Observa-se que a variável Motivação Extrínseca por Regulação

Integrada também pode constar na escala, o que vai de acordo com um estudo

realizado por Guimarães e Bzuneck (2008). Se este grupo estivesse presente

poderia se correlacionar com a motivação extrínseca por regulação identificada,

pois ambos representam motivações autônomas. Assim teríamos possivelmente

três componentes principais: motivação autônoma, motivação não autônoma e os

extremos relacionados inversamente.

97

CONCLUSÃO

O Ensino Superior em Violão, no Brasil, foi recentemente incorporado ao

meio acadêmico. Apesar do atraso causado possivelmente por conseqüências do

preconceito vigente no final do século XIX, o ensino do violão está atualmente

integrado a várias instituições de ensino superior.

A aproximação do instrumento musical com o meio acadêmico trouxe a

questão do diploma universitário como algo que comprove a capacidade

profissional de um músico. Sem entrar em maiores discussões sobre o conceito de

profissão, o presente estudo considerou o ingresso em um curso superior como

um momento crítico da escolha por uma carreira profissional. No caso da música,

esta escolha pode ser influenciada negativamente por alguns fatores, como o

tempo de estudo, as condições de trabalho, a baixa remuneração e o contexto

social. No caso específico do violão, deve-se considerar também que este

instrumento não faz parte da orquestra, e que muitos bacharéis serão professores,

mesmo a contragosto. Assim, a partir desta contextualização, delimitou-se o foco

desta pesquisa: a motivação de bacharelandos para o estudo do violão.

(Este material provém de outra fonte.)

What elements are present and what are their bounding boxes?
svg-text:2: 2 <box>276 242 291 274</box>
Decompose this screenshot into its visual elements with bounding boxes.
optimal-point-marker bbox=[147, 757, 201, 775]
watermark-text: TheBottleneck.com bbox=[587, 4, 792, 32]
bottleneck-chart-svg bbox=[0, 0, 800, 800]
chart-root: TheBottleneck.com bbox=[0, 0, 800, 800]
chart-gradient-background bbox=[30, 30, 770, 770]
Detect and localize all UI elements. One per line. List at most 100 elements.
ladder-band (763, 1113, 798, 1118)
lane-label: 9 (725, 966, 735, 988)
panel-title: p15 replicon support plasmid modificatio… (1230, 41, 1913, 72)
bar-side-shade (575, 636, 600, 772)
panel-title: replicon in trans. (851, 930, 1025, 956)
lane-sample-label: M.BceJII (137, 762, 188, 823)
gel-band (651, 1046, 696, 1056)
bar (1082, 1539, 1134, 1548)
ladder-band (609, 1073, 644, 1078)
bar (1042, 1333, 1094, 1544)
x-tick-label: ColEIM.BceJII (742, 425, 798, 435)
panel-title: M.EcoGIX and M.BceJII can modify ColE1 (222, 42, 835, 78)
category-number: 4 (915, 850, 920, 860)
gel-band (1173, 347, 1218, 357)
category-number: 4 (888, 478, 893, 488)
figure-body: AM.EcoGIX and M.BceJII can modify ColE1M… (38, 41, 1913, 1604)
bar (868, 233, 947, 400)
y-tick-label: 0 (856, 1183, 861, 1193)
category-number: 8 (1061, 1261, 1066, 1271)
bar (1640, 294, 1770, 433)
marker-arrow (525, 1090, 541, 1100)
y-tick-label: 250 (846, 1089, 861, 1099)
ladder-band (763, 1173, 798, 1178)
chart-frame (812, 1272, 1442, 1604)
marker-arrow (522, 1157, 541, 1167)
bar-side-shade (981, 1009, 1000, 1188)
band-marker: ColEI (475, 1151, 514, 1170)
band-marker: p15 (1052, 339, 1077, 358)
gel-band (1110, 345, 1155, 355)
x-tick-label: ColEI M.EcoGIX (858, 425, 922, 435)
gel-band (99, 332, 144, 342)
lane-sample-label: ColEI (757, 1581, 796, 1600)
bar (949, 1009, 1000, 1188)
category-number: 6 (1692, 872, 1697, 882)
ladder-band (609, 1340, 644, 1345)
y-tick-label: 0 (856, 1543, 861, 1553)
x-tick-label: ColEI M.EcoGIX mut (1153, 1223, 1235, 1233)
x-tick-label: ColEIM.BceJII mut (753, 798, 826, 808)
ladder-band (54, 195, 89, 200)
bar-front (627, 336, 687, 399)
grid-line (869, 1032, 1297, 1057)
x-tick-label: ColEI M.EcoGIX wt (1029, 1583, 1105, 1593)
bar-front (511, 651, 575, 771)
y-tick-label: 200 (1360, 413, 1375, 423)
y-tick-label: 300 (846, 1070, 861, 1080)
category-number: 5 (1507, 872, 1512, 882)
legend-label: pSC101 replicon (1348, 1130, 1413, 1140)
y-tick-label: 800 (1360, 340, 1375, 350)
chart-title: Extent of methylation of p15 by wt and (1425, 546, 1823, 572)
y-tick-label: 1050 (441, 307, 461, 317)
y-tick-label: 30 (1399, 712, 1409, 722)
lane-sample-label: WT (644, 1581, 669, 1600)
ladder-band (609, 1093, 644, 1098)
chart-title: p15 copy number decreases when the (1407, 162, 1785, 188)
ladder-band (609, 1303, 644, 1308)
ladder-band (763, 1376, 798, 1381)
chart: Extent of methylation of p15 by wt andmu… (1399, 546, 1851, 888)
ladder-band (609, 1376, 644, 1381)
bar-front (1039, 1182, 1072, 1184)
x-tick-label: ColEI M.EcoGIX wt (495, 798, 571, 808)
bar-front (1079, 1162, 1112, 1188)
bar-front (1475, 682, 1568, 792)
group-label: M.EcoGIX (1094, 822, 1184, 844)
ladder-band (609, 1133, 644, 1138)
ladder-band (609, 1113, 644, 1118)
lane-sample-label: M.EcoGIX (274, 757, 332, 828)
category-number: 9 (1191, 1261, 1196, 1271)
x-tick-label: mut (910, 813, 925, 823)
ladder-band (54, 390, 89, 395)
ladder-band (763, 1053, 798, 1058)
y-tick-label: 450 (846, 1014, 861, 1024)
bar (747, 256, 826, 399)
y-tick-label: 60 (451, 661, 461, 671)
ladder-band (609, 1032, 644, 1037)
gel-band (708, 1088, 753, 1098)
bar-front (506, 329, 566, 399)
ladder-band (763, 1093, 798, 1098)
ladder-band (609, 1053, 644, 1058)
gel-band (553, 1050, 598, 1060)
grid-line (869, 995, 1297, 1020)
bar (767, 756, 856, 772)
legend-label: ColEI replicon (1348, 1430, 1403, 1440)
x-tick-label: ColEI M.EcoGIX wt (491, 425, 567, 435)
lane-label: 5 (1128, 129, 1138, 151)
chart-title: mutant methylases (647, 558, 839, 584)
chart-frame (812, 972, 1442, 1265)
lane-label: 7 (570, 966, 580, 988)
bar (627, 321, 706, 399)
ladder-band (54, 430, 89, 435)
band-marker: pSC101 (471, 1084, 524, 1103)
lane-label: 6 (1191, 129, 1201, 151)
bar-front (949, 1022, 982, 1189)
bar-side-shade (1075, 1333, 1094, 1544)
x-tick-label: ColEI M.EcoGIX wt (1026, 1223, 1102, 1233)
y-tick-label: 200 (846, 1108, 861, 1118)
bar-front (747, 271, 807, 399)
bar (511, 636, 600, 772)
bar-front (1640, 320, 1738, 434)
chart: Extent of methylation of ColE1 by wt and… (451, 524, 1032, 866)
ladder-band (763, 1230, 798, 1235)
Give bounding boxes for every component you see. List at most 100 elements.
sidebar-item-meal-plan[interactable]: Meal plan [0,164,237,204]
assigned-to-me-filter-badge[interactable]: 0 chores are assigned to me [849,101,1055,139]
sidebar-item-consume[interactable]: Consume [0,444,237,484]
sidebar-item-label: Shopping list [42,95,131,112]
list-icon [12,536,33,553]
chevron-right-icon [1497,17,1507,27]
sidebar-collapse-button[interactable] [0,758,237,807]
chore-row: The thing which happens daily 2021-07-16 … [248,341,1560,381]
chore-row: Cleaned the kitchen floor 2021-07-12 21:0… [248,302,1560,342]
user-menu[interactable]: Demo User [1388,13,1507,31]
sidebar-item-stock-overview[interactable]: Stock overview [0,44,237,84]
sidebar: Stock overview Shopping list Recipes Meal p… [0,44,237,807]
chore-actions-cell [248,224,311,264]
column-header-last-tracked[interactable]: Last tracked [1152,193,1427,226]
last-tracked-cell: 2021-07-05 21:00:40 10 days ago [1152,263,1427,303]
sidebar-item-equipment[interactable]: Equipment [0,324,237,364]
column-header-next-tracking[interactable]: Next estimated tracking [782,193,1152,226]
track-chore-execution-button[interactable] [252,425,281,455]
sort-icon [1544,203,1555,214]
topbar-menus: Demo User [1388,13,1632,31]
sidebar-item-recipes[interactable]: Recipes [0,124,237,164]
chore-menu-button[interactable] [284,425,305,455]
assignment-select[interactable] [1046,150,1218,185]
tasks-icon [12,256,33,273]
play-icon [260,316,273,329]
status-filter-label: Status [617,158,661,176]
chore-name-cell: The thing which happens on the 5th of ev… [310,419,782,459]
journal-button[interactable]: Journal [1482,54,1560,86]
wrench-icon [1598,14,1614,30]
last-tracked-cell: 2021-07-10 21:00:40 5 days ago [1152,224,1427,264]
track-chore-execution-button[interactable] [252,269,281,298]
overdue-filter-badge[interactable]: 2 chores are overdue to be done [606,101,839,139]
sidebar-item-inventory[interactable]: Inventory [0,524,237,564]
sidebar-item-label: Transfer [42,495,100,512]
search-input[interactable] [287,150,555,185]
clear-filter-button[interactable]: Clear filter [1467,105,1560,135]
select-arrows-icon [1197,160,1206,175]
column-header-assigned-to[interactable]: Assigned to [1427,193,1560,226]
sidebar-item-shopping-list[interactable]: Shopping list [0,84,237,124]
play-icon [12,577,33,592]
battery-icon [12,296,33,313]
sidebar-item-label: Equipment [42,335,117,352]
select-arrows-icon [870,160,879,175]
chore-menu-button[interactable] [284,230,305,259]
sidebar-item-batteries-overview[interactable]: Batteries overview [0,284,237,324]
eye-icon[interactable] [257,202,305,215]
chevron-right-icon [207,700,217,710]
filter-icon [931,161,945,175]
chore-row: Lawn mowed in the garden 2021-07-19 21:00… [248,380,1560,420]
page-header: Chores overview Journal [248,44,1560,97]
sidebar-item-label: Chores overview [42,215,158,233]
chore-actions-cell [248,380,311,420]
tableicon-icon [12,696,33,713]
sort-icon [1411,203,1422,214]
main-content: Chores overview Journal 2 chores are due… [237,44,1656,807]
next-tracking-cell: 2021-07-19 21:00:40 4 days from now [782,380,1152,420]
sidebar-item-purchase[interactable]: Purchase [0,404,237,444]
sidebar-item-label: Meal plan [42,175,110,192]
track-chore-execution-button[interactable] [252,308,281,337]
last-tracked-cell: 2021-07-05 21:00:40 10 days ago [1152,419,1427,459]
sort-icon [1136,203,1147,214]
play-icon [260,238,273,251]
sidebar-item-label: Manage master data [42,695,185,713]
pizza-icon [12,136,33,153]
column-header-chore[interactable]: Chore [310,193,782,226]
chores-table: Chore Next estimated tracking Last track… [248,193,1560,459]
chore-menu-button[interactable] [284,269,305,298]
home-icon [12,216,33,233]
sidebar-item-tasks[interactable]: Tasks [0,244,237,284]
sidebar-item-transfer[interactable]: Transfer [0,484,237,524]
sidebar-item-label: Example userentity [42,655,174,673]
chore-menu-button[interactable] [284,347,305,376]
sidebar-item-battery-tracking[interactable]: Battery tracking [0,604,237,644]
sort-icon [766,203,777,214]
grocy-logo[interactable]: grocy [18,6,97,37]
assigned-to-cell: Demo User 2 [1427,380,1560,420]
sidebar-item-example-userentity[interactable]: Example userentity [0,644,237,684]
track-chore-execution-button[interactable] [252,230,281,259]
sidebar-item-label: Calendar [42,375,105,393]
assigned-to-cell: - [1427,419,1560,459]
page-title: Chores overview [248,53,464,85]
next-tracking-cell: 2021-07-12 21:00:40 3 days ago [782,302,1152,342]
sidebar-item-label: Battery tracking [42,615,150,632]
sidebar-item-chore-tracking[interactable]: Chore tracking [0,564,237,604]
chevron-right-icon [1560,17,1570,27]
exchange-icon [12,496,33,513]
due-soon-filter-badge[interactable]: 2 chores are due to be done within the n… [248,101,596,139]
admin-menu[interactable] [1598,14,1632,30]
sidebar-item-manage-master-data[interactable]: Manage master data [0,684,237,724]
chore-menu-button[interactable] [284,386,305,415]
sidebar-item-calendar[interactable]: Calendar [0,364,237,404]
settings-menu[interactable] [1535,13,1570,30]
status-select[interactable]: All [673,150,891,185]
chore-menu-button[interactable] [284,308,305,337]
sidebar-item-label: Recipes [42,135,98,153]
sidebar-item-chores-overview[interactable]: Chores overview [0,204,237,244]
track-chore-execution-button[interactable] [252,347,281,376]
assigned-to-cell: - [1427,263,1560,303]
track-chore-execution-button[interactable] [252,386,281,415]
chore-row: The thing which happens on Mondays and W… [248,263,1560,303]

O longo tempo de estudo necessário par adquirir-se certa maturidade

musical foi apontado pelo presente estudo como um elemento desmotivador. O

modelo teórico da expectativa-valor complementa esta idéia com o conceito de

percepção de custo, no qual os aspectos negativos da aprendizagem informam

que é necessário ter um mínimo de engajamento para continuar o

aperfeiçoamento. Uma criança sabe que, se praticar seu instrumento musical por

98

várias horas por dia, não sobrará tempo para outras atividades como esportes ou

recreação.

Apesar do caráter maçante descrito no parágrafo anterior, a atividade

musical pode ser tão atraente que um praticante pode chegar a perder a noção do

tempo. Csikszentmihalyi (1992) sugere em sua teoria que existe um estado mental

denominado fluxo, que é observado em atividades intrinsecamente interessantes

na qual existem total atenção e ordem na consciência. Para que se atinja o

estado de fluxo, deve haver um equilíbrio entre as habilidades do indivíduo e os

desafios da atividade, que deve ser ajustado conforme as habilidades vão

aumentando. O autor também afirma que os artistas e atletas possuem maiores

chances de alcançarem este estado mental, devido ao prazer intrínseco obtido

nessas atividades. Conclui-se, portanto, que o longo tempo de treinamento

musical não é um problema se o estudo for prazeroso.

As condições de trabalho e a baixa remuneração também foram

apontadas como elementos desmotivadores. Todavia, ao considerar as

recompensas como fatores extenuantes da motivação (RYAN et al, 1983; DECI;

RYAN, 1985) surge outra perspectiva sobre a motivação de estudantes em nível

superior. Sabendo da existência de uma gradual queda de motivação nos

estudantes universitários, conclui-se que aqueles que estudam para obter uma

recompensa externa como bom salário, prestígio ou bom ambiente de trabalho

estarão menos motivados do que aqueles que estudam pelo prazer intrínseco da

atividade, como no caso dos violonistas. Portanto, o ambiente de trabalho e o

baixo salário não afetam a motivação dos bacharéis se estes estiverem engajados

na atividade por prazer.

99

Os bacharelandos demonstraram altos índices de motivação em estudar

violão. Este resultado mostra-se oposto aos estudos de motivação no ensino

superior, que demonstram uma gradual queda na motivação dos alunos. Um

próximo estudo pode ser realizado para saber se a motivação dos violonistas é

igual nas diversas disciplinas no curso ou é apenas para estudar o instrumento.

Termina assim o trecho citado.